Depuis la chronique de Thucydide, par exemple, la guerre civile de tous contre tous est en effet le cauchemar fondateur de l’ordre politique occidental, que celui-ci soit ensuite conçu comme hiérarchique ou égalitaire, monarchique ou républicain. La philosophie de Hobbes, selon laquelle, à l’état de nature, "l’homme est un loup pour l’homme", a déployé ce même dualisme qui oppose notre nature vile aux vertus civilisatrices de la société, de la culture ou de l’Etat. La pensée politique chrétienne médiévale a nourri, elle aussi, une telle construction, l’idée d’un péché originel justifiant la monarchie médiévale.
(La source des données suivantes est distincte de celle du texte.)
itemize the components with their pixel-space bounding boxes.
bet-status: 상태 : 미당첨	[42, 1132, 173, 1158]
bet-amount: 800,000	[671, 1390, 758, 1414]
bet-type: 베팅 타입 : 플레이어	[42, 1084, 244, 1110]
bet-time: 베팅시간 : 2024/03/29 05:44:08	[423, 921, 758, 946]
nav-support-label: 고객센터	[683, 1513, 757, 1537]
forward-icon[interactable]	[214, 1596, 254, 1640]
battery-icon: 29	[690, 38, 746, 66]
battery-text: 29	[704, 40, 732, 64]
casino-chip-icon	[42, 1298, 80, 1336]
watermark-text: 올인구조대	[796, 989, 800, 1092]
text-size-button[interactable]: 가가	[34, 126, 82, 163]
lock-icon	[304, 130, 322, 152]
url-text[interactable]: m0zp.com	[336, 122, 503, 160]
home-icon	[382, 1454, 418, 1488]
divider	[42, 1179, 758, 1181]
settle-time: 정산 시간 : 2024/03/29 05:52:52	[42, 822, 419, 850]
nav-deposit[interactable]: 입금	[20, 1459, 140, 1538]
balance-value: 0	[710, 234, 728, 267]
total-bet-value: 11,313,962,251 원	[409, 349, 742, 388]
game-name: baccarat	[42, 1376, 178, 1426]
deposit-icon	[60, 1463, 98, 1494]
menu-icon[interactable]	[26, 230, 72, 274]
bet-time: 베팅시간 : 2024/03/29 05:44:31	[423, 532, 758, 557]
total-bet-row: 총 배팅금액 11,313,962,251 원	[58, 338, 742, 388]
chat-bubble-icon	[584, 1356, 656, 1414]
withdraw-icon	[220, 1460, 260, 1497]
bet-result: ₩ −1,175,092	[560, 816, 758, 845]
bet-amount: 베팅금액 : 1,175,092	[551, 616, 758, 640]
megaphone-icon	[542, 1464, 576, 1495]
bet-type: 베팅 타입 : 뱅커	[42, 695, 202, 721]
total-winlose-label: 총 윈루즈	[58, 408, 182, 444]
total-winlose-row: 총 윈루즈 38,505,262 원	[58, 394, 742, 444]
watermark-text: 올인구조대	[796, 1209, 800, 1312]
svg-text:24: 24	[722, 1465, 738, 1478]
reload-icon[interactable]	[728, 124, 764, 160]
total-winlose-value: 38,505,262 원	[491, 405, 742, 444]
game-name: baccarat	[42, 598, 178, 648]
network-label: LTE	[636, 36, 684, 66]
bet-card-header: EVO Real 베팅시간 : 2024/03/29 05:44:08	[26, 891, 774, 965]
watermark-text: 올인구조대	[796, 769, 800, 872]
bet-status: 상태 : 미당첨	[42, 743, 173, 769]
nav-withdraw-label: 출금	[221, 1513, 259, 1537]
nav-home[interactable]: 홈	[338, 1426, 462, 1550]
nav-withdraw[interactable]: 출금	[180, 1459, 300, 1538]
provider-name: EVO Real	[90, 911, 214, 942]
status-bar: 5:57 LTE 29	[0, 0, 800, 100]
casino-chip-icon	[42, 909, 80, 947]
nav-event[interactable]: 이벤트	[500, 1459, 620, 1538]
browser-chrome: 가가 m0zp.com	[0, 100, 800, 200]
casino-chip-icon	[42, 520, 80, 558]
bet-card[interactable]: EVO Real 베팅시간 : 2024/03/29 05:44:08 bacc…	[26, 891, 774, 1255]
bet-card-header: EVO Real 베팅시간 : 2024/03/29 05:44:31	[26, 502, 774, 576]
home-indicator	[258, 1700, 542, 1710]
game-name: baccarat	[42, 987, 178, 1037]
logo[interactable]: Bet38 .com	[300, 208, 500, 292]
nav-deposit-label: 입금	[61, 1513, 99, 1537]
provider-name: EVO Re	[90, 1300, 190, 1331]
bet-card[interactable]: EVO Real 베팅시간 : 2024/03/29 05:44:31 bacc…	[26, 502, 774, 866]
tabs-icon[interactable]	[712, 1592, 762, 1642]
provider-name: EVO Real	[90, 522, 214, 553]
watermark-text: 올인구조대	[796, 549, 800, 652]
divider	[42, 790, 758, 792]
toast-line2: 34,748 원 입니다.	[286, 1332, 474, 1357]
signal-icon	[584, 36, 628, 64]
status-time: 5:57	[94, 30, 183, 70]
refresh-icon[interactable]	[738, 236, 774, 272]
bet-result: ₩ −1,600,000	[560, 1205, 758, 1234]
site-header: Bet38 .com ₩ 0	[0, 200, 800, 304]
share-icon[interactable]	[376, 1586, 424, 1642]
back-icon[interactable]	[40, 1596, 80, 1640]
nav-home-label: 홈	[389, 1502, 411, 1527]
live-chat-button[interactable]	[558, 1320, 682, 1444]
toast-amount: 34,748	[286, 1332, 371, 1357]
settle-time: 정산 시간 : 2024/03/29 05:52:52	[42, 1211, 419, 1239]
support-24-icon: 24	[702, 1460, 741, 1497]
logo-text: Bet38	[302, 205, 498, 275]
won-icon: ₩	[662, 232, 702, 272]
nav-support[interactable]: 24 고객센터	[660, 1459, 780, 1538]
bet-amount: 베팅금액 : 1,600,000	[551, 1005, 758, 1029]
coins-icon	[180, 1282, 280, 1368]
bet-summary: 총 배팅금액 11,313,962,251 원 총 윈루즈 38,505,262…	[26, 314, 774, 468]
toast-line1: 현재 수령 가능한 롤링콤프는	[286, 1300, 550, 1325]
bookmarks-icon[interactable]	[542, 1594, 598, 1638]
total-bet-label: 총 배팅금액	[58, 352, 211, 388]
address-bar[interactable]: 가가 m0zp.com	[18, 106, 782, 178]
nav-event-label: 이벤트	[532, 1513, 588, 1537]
En d’autres époques, l’hypothèse d’un "égoïsme présocial" de l’homme a pu justifier une organisation politique de l’équilibre des conflits d’intérêts, comme chez Machiavel et les auteurs de la Constitution américaine.

"UNE FORME DE FOLIE"

Sahlins offre ainsi un panorama impressionnant des pensées sociales et politiques occidentales qui, de Smith à Durkheim ou à Freud, sont tributaires de ce dualisme fondamental entre nature et culture auquel est associé une anthropologie pessimiste. L’hypothèse rousseauiste inverse d’une nature humaine essentiellement bonne ne modifie pas plus une tradition culturelle qui oppose toujours, jusque dans la critique écologique contemporaine, "vérité de la nature et fausseté de la culture".

Le pôle dominant des sciences sociales contemporaines, en économie ou en psychologie surtout, a renversé encore autrement cette tradition en attribuant, à rebours de Hobbes, un signe positif à l’égoïsme primordial supposé de l’homme. Il a réclamé ensuite moins de gouvernement et généralement érigé la "loi du plus fort comme vérité naturelle".

Mais dans la plupart des cultures non occidentales, le comportement égoïste est au contraire "considéré comme une forme de folie ou d’ensorcellement, comme un motif d’ostracisme, de mise à mort". La "sociabilité" prime, car "la relation à l’autre définit intrinsèquement l’existence de chacun", y compris entre les humains et les non-humains comme les animaux. Les matériaux ethnographiques mobilisés par Sahlins montrent aussi qu’au regard de ces civilisations, il faut renverser l’essentiel de la pensée occidentale : "Le biologique est un déterminant déterminé, car la culture est la nature humaine."

Outre quelques anthropologues contemporains comme Philippe Descola, les seuls rescapés indigènes de "l’illusion occidentale" et de son "mépris" de l’homme s’appellent Adam Ferguson, Montesquieu ou Karl Marx.